When he told us a few months ago that the cancer had returned, I knew right then that I would be saying goodbye.  My head didn't want to believe what my heart was telling me.  He seemed so much stronger than the last time.  He had more energy, joked more, talked more, and had a far more positive outlook on life.  All the treatments seemed to work better.  We thought he would pull through.  And really, he should have.  And yet, here we are at the end.  A crazy series of events, and his time on earth is done.

Mentally, I kept trying to prepare myself for this.  I knew I would have to say goodbye.  But I think no matter how prepared you think you are, when you are facing the end, when you have to make that decision to end the suffering, no amount of prepartion is going to work.  Because the end just sucks.  I value these past couple of days, not because it was easy to see my dad lying in the hospital bed with so many tubes and beeping things all around him.  But because I was able to quietly say goodbye.  I talked to him and sang to him, and just held his hand.  Feeling those little squeezes back, even though he has been so heavily sedated, mean the whole world to me.  I don't know if he really knew I was there, but I would like to think so.

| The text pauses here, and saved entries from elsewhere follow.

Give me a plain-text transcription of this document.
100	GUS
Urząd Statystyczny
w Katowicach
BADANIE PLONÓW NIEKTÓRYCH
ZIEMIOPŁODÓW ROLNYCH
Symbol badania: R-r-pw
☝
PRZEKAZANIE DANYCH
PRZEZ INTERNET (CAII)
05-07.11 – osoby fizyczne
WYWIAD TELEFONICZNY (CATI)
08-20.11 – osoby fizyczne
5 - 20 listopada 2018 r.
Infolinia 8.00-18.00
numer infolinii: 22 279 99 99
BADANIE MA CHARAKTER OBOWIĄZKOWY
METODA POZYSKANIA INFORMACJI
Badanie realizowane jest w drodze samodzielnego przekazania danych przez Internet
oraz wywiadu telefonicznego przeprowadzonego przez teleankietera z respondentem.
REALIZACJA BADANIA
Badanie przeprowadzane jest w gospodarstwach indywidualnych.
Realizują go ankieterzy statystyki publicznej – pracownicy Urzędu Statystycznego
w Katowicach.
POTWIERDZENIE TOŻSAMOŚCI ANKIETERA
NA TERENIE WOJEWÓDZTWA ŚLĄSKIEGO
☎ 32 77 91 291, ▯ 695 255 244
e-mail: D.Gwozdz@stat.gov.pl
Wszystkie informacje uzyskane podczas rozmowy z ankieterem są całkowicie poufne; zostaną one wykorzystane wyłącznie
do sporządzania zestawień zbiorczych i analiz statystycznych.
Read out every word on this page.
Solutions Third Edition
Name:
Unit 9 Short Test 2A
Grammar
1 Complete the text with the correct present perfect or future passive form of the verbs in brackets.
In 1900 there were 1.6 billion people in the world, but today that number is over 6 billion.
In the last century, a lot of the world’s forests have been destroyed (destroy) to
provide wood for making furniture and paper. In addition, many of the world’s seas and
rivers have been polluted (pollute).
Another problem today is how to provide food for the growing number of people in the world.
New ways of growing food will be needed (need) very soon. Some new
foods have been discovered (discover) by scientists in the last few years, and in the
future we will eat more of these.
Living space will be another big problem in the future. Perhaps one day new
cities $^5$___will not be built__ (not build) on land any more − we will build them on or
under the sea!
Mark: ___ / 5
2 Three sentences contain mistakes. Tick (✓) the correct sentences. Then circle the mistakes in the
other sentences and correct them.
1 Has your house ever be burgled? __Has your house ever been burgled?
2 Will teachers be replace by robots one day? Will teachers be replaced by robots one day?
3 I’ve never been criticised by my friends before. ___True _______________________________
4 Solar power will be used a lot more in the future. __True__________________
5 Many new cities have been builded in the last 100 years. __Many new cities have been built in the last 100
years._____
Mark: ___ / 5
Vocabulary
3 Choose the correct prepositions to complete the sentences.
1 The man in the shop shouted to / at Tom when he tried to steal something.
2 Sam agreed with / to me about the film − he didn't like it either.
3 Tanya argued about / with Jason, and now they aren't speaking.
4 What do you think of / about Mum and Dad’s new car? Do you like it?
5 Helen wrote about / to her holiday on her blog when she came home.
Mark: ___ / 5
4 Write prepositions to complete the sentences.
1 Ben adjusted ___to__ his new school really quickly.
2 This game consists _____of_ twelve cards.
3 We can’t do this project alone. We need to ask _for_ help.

Mom and Dad last year, right after his 10k.  It was a great time for our family.

The last photo taken of my dad, just before his bone marrow transplant last month.
And so tomorrow, the family will gather around his bedside one last time, and say goodbye to the man that gave us all something special.  Strength, courage, endurance, imagination, love.  Life.  There are no words to express the deep love and admiration I have for my dad.  He is and always will be my hero.